2 Werking nieuw accreditatiesysteem 2.1 De instellingsreview 2.1.1 Wat De instellingsreview is een nieuw element in het accreditatiestelsel. Deze instellingsreview is verplicht voor de instellingen in Vlaanderen. Onder instellingsreview wordt verstaan een periodieke evaluatie door een externe commissie van de beleidsprocessen die een instelling opzet om te garanderen dat ze haar kerntaken onderwijs, onderzoek en maatschappelijke dienstverlening op een kwaliteitsvolle manier kan uitvoeren. De focus ligt evenwel op het onderwijsbeleid. Dat wil zeggen dat de beleidsprocessen die zijn opgezet op het vlak van onderzoek en maatschappelijke dienstverlening, worden bekeken in functie van de ondersteuning van het onderwijs en de kwaliteit ervan dat de instelling biedt in haar opleidingen. De review vindt plaats aan de hand van vier vragen: 1. Welke beleidsdoelstellingen wil de instelling bereiken? Missie, visie, doelstellingen, hoe ziet de instelling zichzelf: regionaal, nationaal, Europees, internationaal. 2. Hoe wil de instelling die beleidsdoelstellingen bereiken? Beleidsprocessen, procedures, beleidspraktijken en instrumenten en een analyse van hun effectiviteit. 3. Hoe weet de instelling dat de beleidsacties effectief zijn? Feedback‐ en opvolgingssysteem en in het bijzonder de interne systemen van kwaliteitsbewaking. 4. Wat doet de instelling om te veranderen en te verbeteren? Vermogen en bereidheid om te veranderen en te innoveren met het oog op het verbeteren van de beleidsprocessen en het realiseren van de beleidsdoelstellingen. 7
Aanbeveling van het Europese Parlement en de Raad van 15 februari 2006 over verdere Europese samenwerking op het gebied van de kwaliteitsborging in het hoger onderwijs (2006/143/EG)
5
De review biedt de instellingen de kans uit te leggen welk beleid ze de voorbije zes jaar hebben gevoerd, welke beleidsdoelstellingen ze daarmee willen bereiken en met welk resultaat en hoe ze voornemens zijn het beleid bij te stellen om de realisatie van de vooropgestelde beleidsdoelstellingen te verbeteren. In de beleidsdoelstellingen verwoorden de instellingen onder meer hoe ze als instelling denken op de grote maatschappelijke uitdagingen vanuit hun opdracht van onderwijs, onderzoek en maatschappelijke dienstverlening (bvb internationalisering , democratiseringsbeleid) een antwoord te geven.
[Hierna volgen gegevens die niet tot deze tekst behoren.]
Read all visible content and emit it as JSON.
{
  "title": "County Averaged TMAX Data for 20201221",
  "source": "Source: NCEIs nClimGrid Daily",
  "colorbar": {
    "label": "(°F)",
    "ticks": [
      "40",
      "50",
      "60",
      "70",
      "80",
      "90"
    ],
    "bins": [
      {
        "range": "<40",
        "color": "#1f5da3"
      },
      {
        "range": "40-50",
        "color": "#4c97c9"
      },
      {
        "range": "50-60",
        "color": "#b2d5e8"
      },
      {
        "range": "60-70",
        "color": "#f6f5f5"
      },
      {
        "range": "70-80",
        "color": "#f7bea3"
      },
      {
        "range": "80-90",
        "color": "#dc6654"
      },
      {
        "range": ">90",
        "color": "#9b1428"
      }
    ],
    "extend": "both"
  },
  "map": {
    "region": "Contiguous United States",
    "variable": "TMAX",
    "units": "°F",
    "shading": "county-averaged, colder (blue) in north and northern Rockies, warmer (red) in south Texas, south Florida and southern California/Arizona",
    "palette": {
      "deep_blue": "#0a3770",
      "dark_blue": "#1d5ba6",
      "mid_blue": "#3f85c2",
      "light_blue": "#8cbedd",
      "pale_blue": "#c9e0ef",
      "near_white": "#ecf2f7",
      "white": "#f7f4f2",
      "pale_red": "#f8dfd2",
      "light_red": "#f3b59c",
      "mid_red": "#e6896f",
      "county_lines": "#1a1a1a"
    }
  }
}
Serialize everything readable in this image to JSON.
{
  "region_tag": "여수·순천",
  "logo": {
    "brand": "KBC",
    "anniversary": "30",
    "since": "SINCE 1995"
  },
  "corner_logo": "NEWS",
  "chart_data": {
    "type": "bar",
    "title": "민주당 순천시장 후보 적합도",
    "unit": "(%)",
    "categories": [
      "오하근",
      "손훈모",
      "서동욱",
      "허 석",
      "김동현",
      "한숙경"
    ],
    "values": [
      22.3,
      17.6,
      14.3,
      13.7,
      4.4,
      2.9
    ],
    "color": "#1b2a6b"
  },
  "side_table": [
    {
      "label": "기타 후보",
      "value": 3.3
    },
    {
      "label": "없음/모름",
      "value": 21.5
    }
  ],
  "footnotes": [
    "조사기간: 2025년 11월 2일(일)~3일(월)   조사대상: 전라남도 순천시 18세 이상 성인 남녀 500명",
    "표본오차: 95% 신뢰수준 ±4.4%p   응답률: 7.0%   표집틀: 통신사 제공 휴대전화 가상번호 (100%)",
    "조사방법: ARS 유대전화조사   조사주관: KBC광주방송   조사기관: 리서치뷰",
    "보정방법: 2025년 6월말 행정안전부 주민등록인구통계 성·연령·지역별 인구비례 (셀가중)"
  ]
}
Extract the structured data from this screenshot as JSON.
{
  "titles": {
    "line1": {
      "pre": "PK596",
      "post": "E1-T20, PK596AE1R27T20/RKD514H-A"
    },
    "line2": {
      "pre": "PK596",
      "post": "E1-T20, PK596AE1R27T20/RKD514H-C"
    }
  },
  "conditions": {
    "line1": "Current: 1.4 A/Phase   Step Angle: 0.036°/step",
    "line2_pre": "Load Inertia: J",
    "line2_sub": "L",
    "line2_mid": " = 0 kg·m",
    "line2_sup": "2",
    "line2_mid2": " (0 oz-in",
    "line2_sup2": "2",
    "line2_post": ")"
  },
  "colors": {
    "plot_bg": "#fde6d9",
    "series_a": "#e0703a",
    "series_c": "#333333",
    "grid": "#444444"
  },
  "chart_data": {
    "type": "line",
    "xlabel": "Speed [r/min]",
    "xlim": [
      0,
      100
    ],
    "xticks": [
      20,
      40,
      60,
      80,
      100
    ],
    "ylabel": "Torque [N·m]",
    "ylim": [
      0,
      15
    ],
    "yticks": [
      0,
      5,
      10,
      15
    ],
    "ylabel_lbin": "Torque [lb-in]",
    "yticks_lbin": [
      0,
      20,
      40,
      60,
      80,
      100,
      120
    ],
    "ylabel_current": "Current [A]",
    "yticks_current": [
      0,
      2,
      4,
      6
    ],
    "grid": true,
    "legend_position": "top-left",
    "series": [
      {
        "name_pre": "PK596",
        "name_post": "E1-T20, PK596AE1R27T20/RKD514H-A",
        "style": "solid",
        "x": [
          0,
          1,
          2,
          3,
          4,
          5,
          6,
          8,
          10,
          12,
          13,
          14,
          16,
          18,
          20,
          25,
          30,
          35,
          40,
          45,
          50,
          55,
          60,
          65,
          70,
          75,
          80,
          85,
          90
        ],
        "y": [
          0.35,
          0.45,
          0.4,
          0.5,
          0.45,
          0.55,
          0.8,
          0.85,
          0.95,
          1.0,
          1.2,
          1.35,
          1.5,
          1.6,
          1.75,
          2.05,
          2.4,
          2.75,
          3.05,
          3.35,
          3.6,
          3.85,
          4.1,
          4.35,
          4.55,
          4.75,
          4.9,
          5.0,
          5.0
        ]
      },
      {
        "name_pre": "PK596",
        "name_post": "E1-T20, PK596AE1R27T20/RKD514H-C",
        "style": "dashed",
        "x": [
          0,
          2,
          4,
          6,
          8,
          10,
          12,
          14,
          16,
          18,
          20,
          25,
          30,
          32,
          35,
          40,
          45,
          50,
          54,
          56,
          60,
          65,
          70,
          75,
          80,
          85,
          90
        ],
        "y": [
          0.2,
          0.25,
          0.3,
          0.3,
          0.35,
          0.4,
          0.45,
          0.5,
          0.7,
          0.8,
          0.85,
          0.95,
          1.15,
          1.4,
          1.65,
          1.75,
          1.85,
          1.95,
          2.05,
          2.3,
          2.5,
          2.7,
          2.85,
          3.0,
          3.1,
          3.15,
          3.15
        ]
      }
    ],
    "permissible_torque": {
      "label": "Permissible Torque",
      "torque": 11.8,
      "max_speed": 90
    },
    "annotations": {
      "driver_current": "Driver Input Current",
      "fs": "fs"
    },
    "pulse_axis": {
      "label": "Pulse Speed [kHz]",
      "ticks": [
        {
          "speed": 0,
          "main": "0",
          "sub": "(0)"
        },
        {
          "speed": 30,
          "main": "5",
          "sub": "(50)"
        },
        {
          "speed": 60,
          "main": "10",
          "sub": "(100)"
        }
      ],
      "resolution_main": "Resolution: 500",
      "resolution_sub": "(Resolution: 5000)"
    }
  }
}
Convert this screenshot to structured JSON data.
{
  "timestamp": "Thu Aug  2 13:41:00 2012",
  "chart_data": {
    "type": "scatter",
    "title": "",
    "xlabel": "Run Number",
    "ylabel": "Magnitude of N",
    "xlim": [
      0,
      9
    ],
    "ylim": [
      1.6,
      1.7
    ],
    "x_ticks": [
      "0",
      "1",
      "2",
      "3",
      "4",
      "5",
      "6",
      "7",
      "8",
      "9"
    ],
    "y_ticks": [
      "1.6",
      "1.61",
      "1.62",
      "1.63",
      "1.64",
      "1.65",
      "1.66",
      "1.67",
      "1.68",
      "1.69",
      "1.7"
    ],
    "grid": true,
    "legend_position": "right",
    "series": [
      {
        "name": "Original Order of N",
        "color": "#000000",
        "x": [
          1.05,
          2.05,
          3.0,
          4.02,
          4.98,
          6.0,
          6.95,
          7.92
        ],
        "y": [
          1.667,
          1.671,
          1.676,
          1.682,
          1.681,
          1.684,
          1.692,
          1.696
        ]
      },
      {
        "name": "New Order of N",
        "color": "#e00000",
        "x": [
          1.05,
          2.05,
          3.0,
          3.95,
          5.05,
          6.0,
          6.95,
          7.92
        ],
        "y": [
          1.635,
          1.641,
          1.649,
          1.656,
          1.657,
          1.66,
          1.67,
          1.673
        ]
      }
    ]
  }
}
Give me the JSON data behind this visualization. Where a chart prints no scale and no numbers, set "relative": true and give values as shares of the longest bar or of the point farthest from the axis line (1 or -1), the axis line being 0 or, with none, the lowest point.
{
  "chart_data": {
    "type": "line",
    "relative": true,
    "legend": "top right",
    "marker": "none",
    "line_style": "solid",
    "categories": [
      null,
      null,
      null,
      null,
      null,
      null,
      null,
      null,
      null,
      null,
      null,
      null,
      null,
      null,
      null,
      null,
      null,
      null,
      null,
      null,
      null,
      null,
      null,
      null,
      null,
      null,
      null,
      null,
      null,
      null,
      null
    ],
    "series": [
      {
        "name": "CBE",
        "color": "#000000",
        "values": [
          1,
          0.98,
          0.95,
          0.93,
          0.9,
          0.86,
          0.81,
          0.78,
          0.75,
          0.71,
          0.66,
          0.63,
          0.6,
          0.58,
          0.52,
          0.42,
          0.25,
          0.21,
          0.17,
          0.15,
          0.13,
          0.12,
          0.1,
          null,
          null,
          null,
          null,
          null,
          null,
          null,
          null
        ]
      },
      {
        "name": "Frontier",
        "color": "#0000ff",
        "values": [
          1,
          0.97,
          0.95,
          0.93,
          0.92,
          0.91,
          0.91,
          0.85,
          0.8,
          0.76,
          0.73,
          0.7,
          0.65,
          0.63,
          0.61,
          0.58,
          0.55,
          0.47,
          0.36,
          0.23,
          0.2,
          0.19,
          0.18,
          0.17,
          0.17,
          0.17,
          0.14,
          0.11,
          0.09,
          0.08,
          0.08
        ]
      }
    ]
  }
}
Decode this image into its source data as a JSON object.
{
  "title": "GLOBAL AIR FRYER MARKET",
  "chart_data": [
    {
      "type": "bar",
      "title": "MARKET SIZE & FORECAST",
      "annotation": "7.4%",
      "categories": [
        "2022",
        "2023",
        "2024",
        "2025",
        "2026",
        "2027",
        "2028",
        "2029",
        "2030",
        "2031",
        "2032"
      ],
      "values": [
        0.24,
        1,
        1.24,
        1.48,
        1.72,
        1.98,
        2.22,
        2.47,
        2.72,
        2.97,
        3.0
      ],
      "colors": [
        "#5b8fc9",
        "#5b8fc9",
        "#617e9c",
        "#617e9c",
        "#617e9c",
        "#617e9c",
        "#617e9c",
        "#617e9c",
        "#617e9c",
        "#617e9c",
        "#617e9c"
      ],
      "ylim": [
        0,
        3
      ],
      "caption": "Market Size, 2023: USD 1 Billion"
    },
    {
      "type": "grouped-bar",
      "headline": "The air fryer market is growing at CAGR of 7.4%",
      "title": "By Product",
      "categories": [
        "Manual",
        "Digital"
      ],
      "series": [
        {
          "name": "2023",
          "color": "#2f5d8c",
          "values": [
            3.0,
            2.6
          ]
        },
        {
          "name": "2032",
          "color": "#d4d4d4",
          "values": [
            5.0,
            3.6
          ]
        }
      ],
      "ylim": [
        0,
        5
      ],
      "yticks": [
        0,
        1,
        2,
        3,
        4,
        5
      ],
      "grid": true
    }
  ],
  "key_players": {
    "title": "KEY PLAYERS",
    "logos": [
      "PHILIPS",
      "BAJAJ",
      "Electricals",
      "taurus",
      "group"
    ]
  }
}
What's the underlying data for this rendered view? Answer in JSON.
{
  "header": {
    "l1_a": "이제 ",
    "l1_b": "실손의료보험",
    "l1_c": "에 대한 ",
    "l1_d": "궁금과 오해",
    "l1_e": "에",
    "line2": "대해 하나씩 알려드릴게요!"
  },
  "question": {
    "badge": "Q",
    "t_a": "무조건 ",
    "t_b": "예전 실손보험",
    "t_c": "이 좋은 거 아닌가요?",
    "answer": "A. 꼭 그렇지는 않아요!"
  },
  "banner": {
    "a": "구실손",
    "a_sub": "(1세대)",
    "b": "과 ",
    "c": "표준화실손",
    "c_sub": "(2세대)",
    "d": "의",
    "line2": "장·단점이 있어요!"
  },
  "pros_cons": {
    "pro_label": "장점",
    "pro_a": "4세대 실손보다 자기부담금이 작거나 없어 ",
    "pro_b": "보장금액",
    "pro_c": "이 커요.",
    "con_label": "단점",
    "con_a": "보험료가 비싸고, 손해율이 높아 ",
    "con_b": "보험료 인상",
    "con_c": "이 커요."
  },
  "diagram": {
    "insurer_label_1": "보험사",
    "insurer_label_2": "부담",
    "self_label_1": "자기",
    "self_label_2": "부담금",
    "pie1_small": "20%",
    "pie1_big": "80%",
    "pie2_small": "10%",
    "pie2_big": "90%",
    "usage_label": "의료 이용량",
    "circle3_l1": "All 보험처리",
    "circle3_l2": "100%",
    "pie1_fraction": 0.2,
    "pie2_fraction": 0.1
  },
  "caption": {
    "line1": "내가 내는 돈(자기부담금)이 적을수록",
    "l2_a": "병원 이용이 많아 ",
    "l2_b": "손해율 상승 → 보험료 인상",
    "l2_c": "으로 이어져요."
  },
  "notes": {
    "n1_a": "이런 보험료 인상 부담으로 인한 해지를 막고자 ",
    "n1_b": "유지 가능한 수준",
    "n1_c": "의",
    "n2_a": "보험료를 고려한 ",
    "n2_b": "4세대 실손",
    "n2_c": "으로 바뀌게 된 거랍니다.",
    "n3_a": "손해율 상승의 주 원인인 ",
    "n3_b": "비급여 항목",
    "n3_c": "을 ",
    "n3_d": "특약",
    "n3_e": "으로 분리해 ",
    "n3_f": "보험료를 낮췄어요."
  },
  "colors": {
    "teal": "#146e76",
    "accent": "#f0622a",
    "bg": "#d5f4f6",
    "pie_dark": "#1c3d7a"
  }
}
De instellingsreview gaat niet over een beoordeling van de kwaliteit van de resultaten van het onderwijs of het onderzoek maar over een beoordeling van de interne beleidsprocessen, procedures en instrumenten waarmee de instelling haar beleidsdoelstellingen wil realiseren of in de toekomst nog beter wil realiseren. Om het Vlaamse systeem sterker te doen uitstijgen boven de basiskwaliteit (die in de eerste accreditatieronde aan de orde was) zien wij een stimulerend effect uitgaan van de instellingsreview op de kwaliteit in de instelling indien het concept ‘kwaliteit’ wordt verruimd. Het concept ‘kwaliteit’ wordt daarom breder worden opgevat dan bij de instellingstoets in Nederland: niet alleen de strikte kwaliteitsprocessen worden bekeken, maar ook beleidsprocessen zoals internationalisering, het bevorderen van multi‐ en interdisciplinariteit in de programma’s, het stimuleren van een leven lang leren, het versterken van de sociale dimensie, de wijze waarop de flexibilisering wordt vormgegeven, de inbedding van ondernemerschap en duurzaamheid in de curricula, personeelsbeleid / HR beleid, het bevorderen van student centred learning, het versterken van de onderwijs‐ onderzoeksverwevenheid, etc., die de onderwijskwaliteit kunnen versterken. Veel van deze aspecten komen ook aan bod in het Nederlandse accreditatiekader voor de instellingstoets kwaliteitszorg. Voorts zal een goed uitgevoerde instellingsreview een aantal beleidsprocessen transparanter maken en kwaliteitsverhogend werken binnen de instelling en tussen de instellingen. Deze vorm van een breed geconcipieerde instellingsreview is vergelijkbaar met de instellingsevaluaties ondernomen door de EUA. Dit betekent ook dat het bredere publiek een zicht krijgt op wat elke instelling doet.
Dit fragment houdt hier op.